The Morrison government is set for a fight from within over proposed changes to the Clean Energy Finance Corporation, with a growing number of Nationals looking to lift restrictions on investments in unproven fossil fuel technologies and nuclear energy projects.
Federal energy and emissions reduction minister Angus Taylor has introduced legislation to establish a new $1 billion Grid Reliability Fund to be administered by the Clean Energy Finance Corporation, that the government wants to use to underwrite new gas and storage projects, which would require re-defining gas as a ‘low emissions technology’.
The Clean Energy Finance Corporation is restricted to only investing in ‘low emissions technologies’, and is explicitly prohibited from investing in nuclear energy technologies and carbon capture and storage projects.
The federal Labor opposition and most of the crossbench has already their opposition to the changed definition of what constitutes a ‘low emissions’ project – as well as new powers to be granted to the federal energy minister to direct the way in which the CEFC can make its investments.

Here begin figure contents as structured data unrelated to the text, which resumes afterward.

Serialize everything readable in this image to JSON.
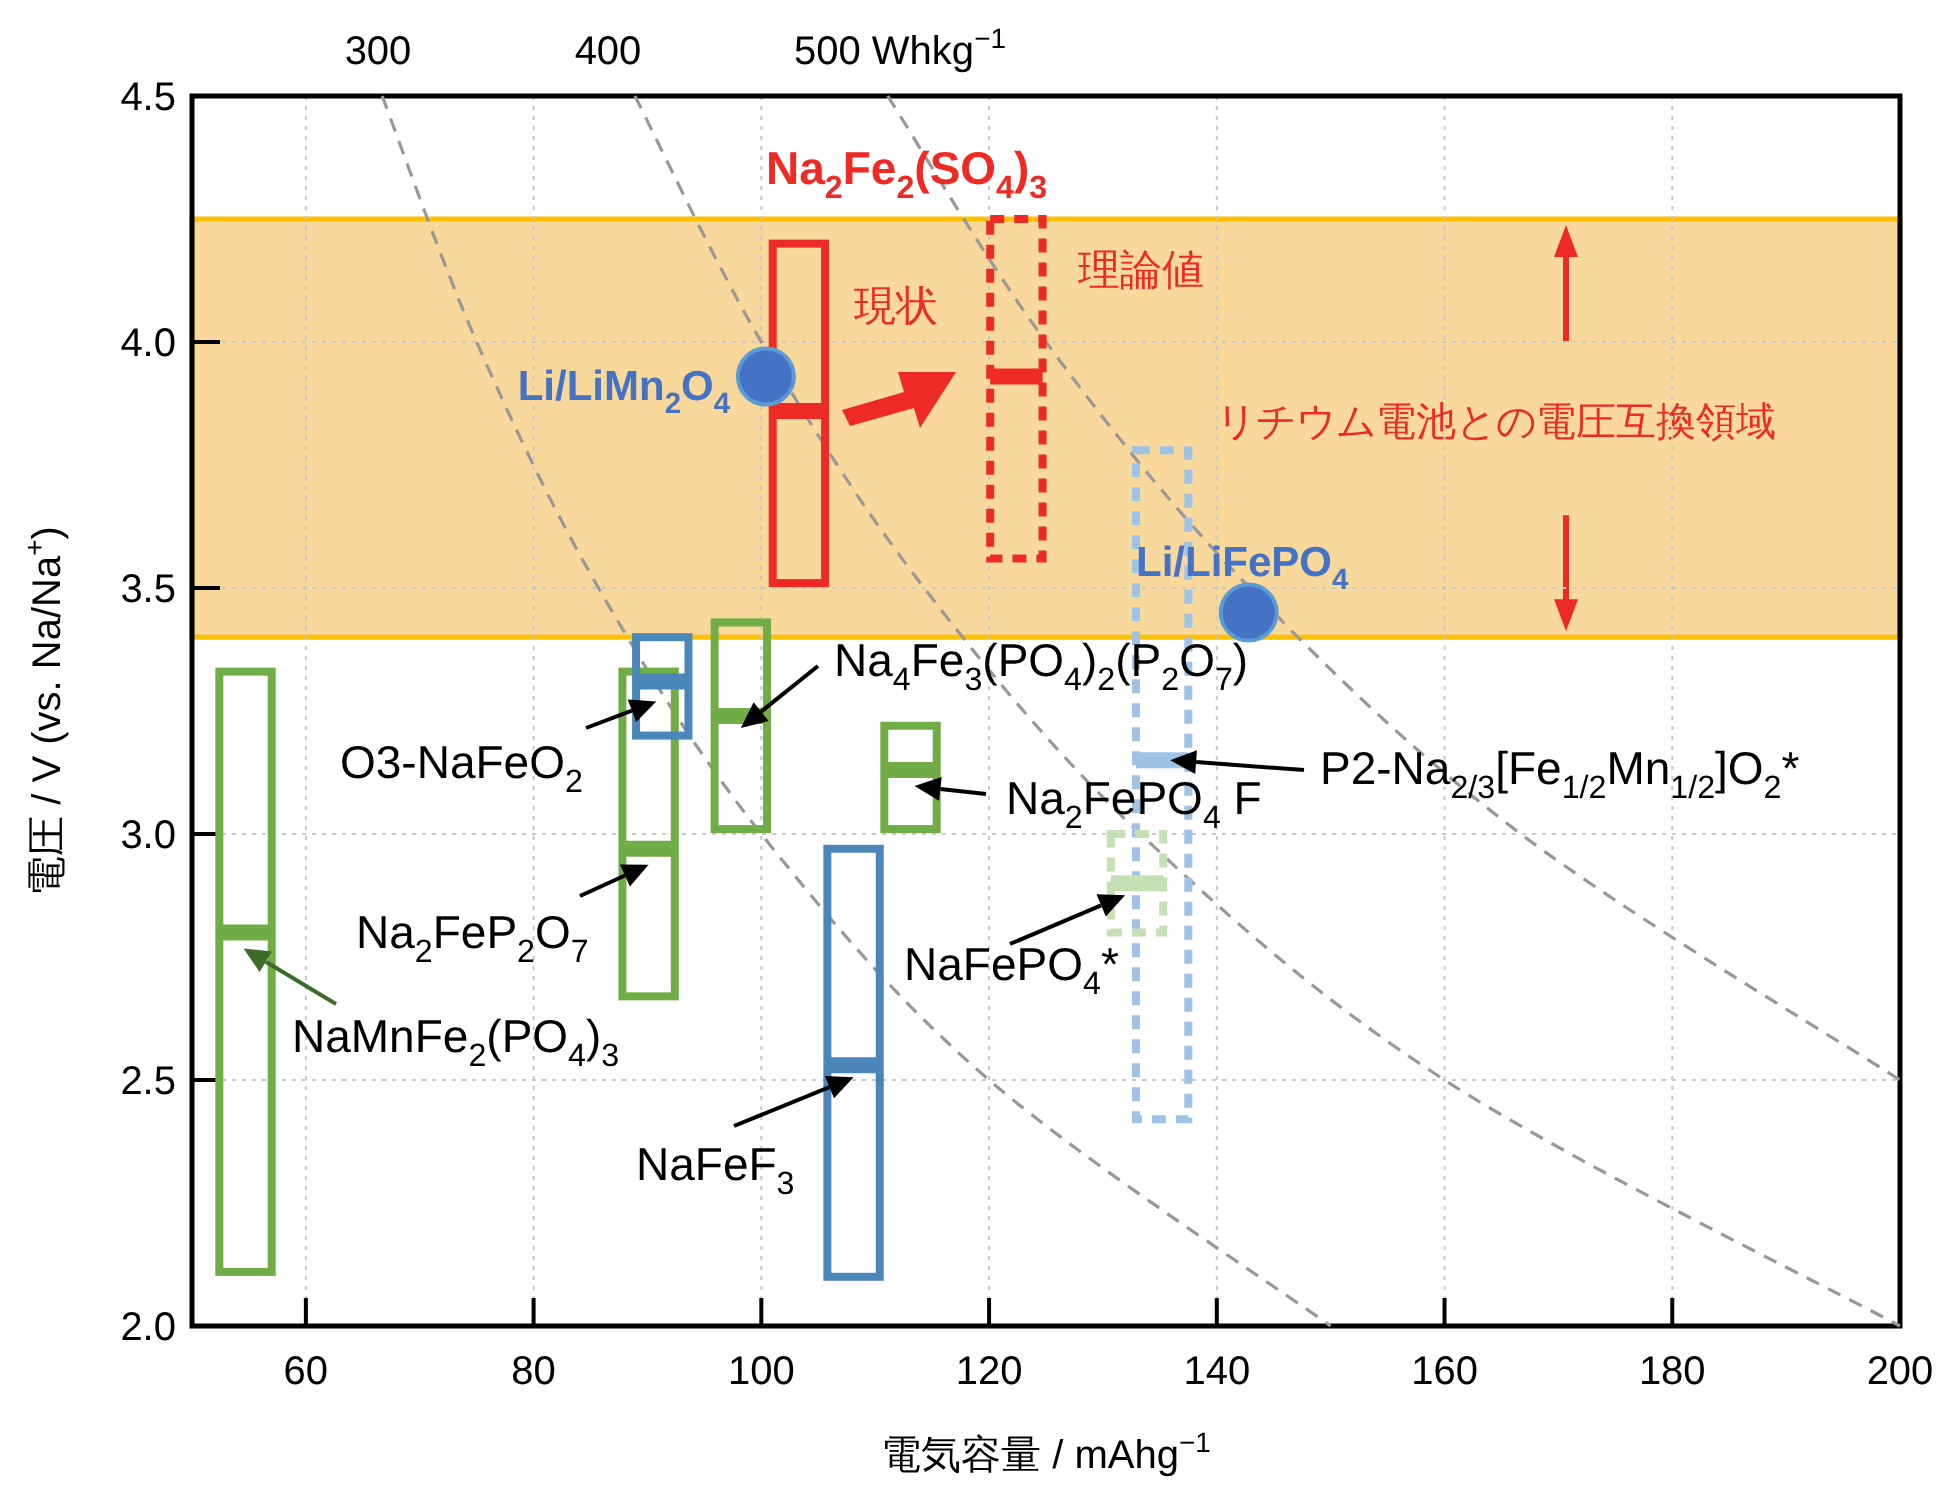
{
  "chart_data": {
    "type": "box",
    "xlabel": "電気容量 / mAhg$^{−1}$",
    "ylabel": "電圧  / V (vs. Na/Na$^{+}$)",
    "xlim": [
      50,
      200
    ],
    "ylim": [
      2.0,
      4.5
    ],
    "xticks": [
      60,
      80,
      100,
      120,
      140,
      160,
      180,
      200
    ],
    "yticks": [
      {
        "value": 2,
        "label": "2.0"
      },
      {
        "value": 2.5,
        "label": "2.5"
      },
      {
        "value": 3,
        "label": "3.0"
      },
      {
        "value": 3.5,
        "label": "3.5"
      },
      {
        "value": 4,
        "label": "4.0"
      },
      {
        "value": 4.5,
        "label": "4.5"
      }
    ],
    "grid": true,
    "bands": [
      {
        "axis": "y",
        "from": 3.4,
        "to": 4.25,
        "label": "リチウム電池との電圧互換領域",
        "color": "#f9d89b"
      }
    ],
    "annotations": [
      "Na$_{2}$Fe$_{2}$(SO$_{4}$)$_{3}$"
    ],
    "series": [
      {
        "type": "line",
        "name": "300",
        "color": "#999999",
        "line_style": "dashed",
        "marker": "none",
        "x": [
          66.7,
          75,
          85.7,
          100,
          120,
          150
        ],
        "values": [
          4.5,
          4.0,
          3.5,
          3.0,
          2.5,
          2.0
        ]
      },
      {
        "type": "line",
        "name": "400",
        "color": "#999999",
        "line_style": "dashed",
        "marker": "none",
        "x": [
          88.9,
          100,
          114.3,
          133.3,
          160,
          200
        ],
        "values": [
          4.5,
          4.0,
          3.5,
          3.0,
          2.5,
          2.0
        ]
      },
      {
        "type": "line",
        "name": "500 Whkg$^{−1}$",
        "color": "#999999",
        "line_style": "dashed",
        "marker": "none",
        "x": [
          111.1,
          125,
          142.9,
          166.7,
          200
        ],
        "values": [
          4.5,
          4.0,
          3.5,
          3.0,
          2.5
        ]
      },
      {
        "type": "box",
        "name": "NaMnFe$_{2}$(PO$_{4}$)$_{3}$",
        "color": "#70ad47",
        "line_style": "solid",
        "x": [
          54.7
        ],
        "boxes": [
          {
            "low": 2.11,
            "q1": 2.11,
            "median": 2.8,
            "q3": 3.33,
            "high": 3.33
          }
        ]
      },
      {
        "type": "box",
        "name": "Na$_{2}$FeP$_{2}$O$_{7}$",
        "color": "#70ad47",
        "line_style": "solid",
        "x": [
          90.1
        ],
        "boxes": [
          {
            "low": 2.67,
            "q1": 2.67,
            "median": 2.97,
            "q3": 3.33,
            "high": 3.33
          }
        ]
      },
      {
        "type": "box",
        "name": "O3-NaFeO$_{2}$",
        "color": "#4a86b8",
        "line_style": "solid",
        "x": [
          91.3
        ],
        "boxes": [
          {
            "low": 3.2,
            "q1": 3.2,
            "median": 3.31,
            "q3": 3.4,
            "high": 3.4
          }
        ]
      },
      {
        "type": "box",
        "name": "Na$_{4}$Fe$_{3}$(PO$_{4}$)$_{2}$(P$_{2}$O$_{7}$)",
        "color": "#70ad47",
        "line_style": "solid",
        "x": [
          98.2
        ],
        "boxes": [
          {
            "low": 3.01,
            "q1": 3.01,
            "median": 3.24,
            "q3": 3.43,
            "high": 3.43
          }
        ]
      },
      {
        "type": "box",
        "name": "Na$_{2}$FePO$_{4}$ F",
        "color": "#70ad47",
        "line_style": "solid",
        "x": [
          113.1
        ],
        "boxes": [
          {
            "low": 3.01,
            "q1": 3.01,
            "median": 3.13,
            "q3": 3.22,
            "high": 3.22
          }
        ]
      },
      {
        "type": "box",
        "name": "NaFeF$_{3}$",
        "color": "#4a86b8",
        "line_style": "solid",
        "x": [
          108.1
        ],
        "boxes": [
          {
            "low": 2.1,
            "q1": 2.1,
            "median": 2.53,
            "q3": 2.97,
            "high": 2.97
          }
        ]
      },
      {
        "type": "box",
        "name": "現状",
        "color": "#ee2a24",
        "line_style": "solid",
        "x": [
          103.3
        ],
        "boxes": [
          {
            "low": 3.51,
            "q1": 3.51,
            "median": 3.86,
            "q3": 4.2,
            "high": 4.2
          }
        ]
      },
      {
        "type": "box",
        "name": "理論値",
        "color": "#ee2a24",
        "line_style": "dashed",
        "x": [
          122.4
        ],
        "boxes": [
          {
            "low": 3.56,
            "q1": 3.56,
            "median": 3.93,
            "q3": 4.25,
            "high": 4.25
          }
        ]
      },
      {
        "type": "box",
        "name": "P2-Na$_{2/3}$[Fe$_{1/2}$Mn$_{1/2}$]O$_{2}$*",
        "color": "#9dc3e6",
        "line_style": "dashed",
        "x": [
          135.2
        ],
        "boxes": [
          {
            "low": 2.42,
            "q1": 2.42,
            "median": 3.15,
            "q3": 3.78,
            "high": 3.78
          }
        ]
      },
      {
        "type": "box",
        "name": "NaFePO$_{4}$*",
        "color": "#c5e0b4",
        "line_style": "dashed",
        "x": [
          133.0
        ],
        "boxes": [
          {
            "low": 2.8,
            "q1": 2.8,
            "median": 2.9,
            "q3": 3.0,
            "high": 3.0
          }
        ]
      },
      {
        "type": "scatter",
        "name": "Li/LiMn$_{2}$O$_{4}$",
        "color": "#4472c4",
        "marker": "circle",
        "x": [
          100.4
        ],
        "values": [
          3.93
        ]
      },
      {
        "type": "scatter",
        "name": "Li/LiFePO$_{4}$",
        "color": "#4472c4",
        "marker": "circle",
        "x": [
          142.8
        ],
        "values": [
          3.45
        ]
      }
    ]
  }
}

However, a group of Nationals senators want to go a step further and are seeking to hijack the government legislation by moving their own amendments to lift the restrictions on nuclear, coal and carbon capture and storage investments in an effort to direct public funds into a number of expensive and unproven energy technologies.

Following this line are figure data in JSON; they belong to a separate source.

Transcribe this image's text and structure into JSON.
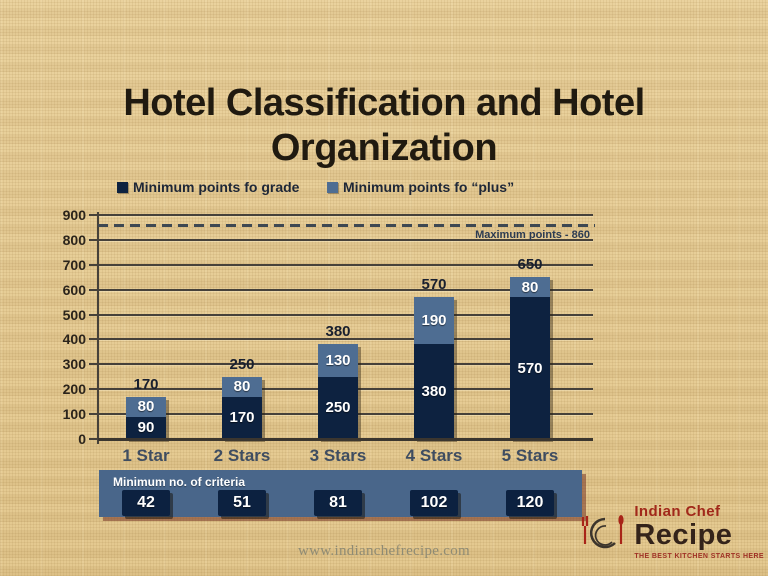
{
  "title": {
    "lines": [
      "Hotel Classification and Hotel",
      "Organization"
    ]
  },
  "chart_data": {
    "type": "bar",
    "stacked": true,
    "categories": [
      "1 Star",
      "2 Stars",
      "3 Stars",
      "4 Stars",
      "5 Stars"
    ],
    "series": [
      {
        "name": "Minimum points fo grade",
        "color": "#0d2240",
        "values": [
          90,
          170,
          250,
          380,
          570
        ]
      },
      {
        "name": "Minimum points fo “plus”",
        "color": "#4e6d92",
        "values": [
          80,
          80,
          130,
          190,
          80
        ]
      }
    ],
    "totals": [
      170,
      250,
      380,
      570,
      650
    ],
    "ylim": [
      0,
      900
    ],
    "yticks": [
      0,
      100,
      200,
      300,
      400,
      500,
      600,
      700,
      800,
      900
    ],
    "grid": true,
    "legend_position": "top",
    "annotation_line": {
      "value": 860,
      "label": "Maximum points - 860",
      "style": "dashed"
    }
  },
  "criteria": {
    "title": "Minimum no. of criteria",
    "values": [
      42,
      51,
      81,
      102,
      120
    ],
    "panel_color": "#49668a",
    "box_color": "#0c2140"
  },
  "footer": {
    "url": "www.indianchefrecipe.com"
  },
  "logo": {
    "name_top": "Indian Chef",
    "name_bottom": "Recipe",
    "tagline": "THE BEST KITCHEN STARTS HERE",
    "accent_color": "#a82418"
  },
  "colors": {
    "background": "#e5c992",
    "grade_bar": "#0d2240",
    "plus_bar": "#4e6d92",
    "gridline": "#46413a"
  }
}
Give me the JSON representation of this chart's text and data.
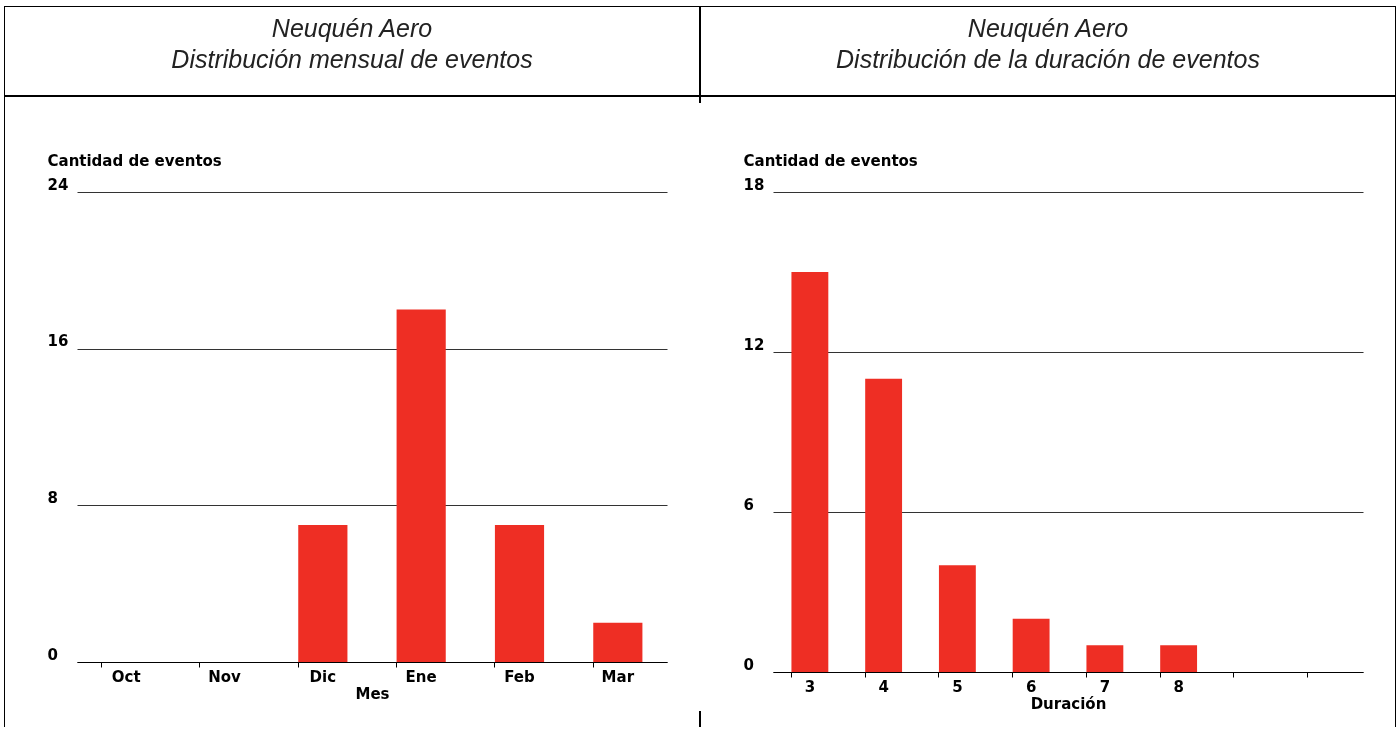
{
  "chart_data": [
    {
      "type": "bar",
      "title": "Neuquén Aero",
      "subtitle": "Distribución mensual de eventos",
      "xlabel": "Mes",
      "ylabel": "Cantidad de eventos",
      "categories": [
        "Oct",
        "Nov",
        "Dic",
        "Ene",
        "Feb",
        "Mar"
      ],
      "values": [
        0,
        0,
        7,
        18,
        7,
        2
      ],
      "color": "#ee2e24",
      "ylim": [
        0,
        24
      ],
      "yticks": [
        0,
        8,
        16,
        24
      ],
      "grid": "y"
    },
    {
      "type": "bar",
      "title": "Neuquén Aero",
      "subtitle": "Distribución de la duración de eventos",
      "xlabel": "Duración",
      "ylabel": "Cantidad de eventos",
      "categories": [
        "3",
        "4",
        "5",
        "6",
        "7",
        "8",
        null,
        null
      ],
      "values": [
        15,
        11,
        4,
        2,
        1,
        1,
        null,
        null
      ],
      "color": "#ee2e24",
      "ylim": [
        0,
        18
      ],
      "yticks": [
        0,
        6,
        12,
        18
      ],
      "grid": "y"
    }
  ]
}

The Nationals amendments would see the CEFC, which has established a successful track record of generating positive investment returns on behalf of the government while investing in emerging clean energy technologies, opened up to make investments in nuclear energy projects, one of the most expensive sources of new electricity generation, and unproven carbon capture and storage projects.
According to The Australian, some 48 out of 71 Coalition backbenchers support nuclear, and only one opposes. The other 22 haven’t said.
The most recent assessment of the cost of new sources of electricity generation undertaken by the CSIRO ranked nuclear power as the most expensive technology and noted that there was a substantial level of uncertainty around the costs of nuclear as a plant has never been constructed in Australia.
Australia has just one operational carbon capture and storage project, at the Gorgon LNG facility in Western Australia, which has faced a series of delays and ongoing operational issues that have seen the project underdelivered on its projected volume of stored emissions.
The rebel group includes former deputy nationals leader Bridget McKenzie and former resources minister Matt Canavan and could see the Nationals senators break away from the Morrison government in the senate over the issue of support for fossil fuels.
The group also includes Nationals senators Susan McDonald, Sam McMahon and Perin Davey and is understood to be courting support from Liberals backbenchers Gerard Rennick, Andrew Laming and John Alexander.
The group argues that all technologies capable of reducing emissions should be available for investment in Australia – however the same group of senators has also advocated for the construction of new coal fired power stations and lobbied against new investment in renewable energy technologies.
The move follows an attempt by former Nationals leader Barnaby Joyce to move his own lower house amendment to allow the CEFC to make investments in new coal fired power stations.
As reported on Wednesday, the amendments being proposed by Barnaby Joyce are unlikely to even achieve their intended end, as they have been drafted to set an emissions intensity threshold that would be too low to enable the Clean Energy Finance Corporation to make any investments in new coal fired generators.
It is unclear whether the planned Nationals amendments will be adopted by the wider Liberal-National caucus, however, Treasurer Josh Frydenberg has already indicated that he will not support the amendments proposed by Barnaby Joyce.
The plan has been met with swift opposition from Queensland minister for energy, renewables and hydrogen, Mick de Brenni, who said a nuclear power plant would not be welcome in Queensland.
“Queenslanders have emphatically rejected nuclear power time and time again and today’s revelation flies in the face of every State and Territory’s nuclear ban,” de Brenni said.
“Queensland’s renewable energy zones have been flooded with enough interest to create 60,000 megawatts of extra clean energy, which could create up to 57,000 jobs in construction alone, let alone the influx of load intensive manufacturing jobs.”
“What regional Queensland needs is an Australian government that is united on growing manufacturing and delivering cleaner, cheaper, energy. Not a Government that is tearing itself apart and proposing antiquated solutions,” de Brenni added.
The Australian Conservation Foundation questioned the strategy being pursued by the group of Nationals backbenchers, as they would compromise the integrity and performance of a popular and profitable government entity.
“Undermining the popular and successful Clean Energy Finance Corporation would be a massive own goal,” ACF campaigner Dave Sweeney said.
“Talking up nuclear and new coal-fired power plants is a dangerous distraction from facing up to Australia’s very real energy challenges and choices. There is no such thing as clean coal and the CEFC wouldn’t be considered a trusted investment partner if it was expected to invest in this outdated, dirty technology.”
“When it comes to climate action, nuclear power is a dead end. The reactors that exist are expensive and risky; the promised new reactors don’t exist. Nuclear is not a credible climate response and has been repeatedly rejected by the market and the community,” Sweeney added.
Federal energy and emissions reduction minister Angus Taylor has been contacted for comment.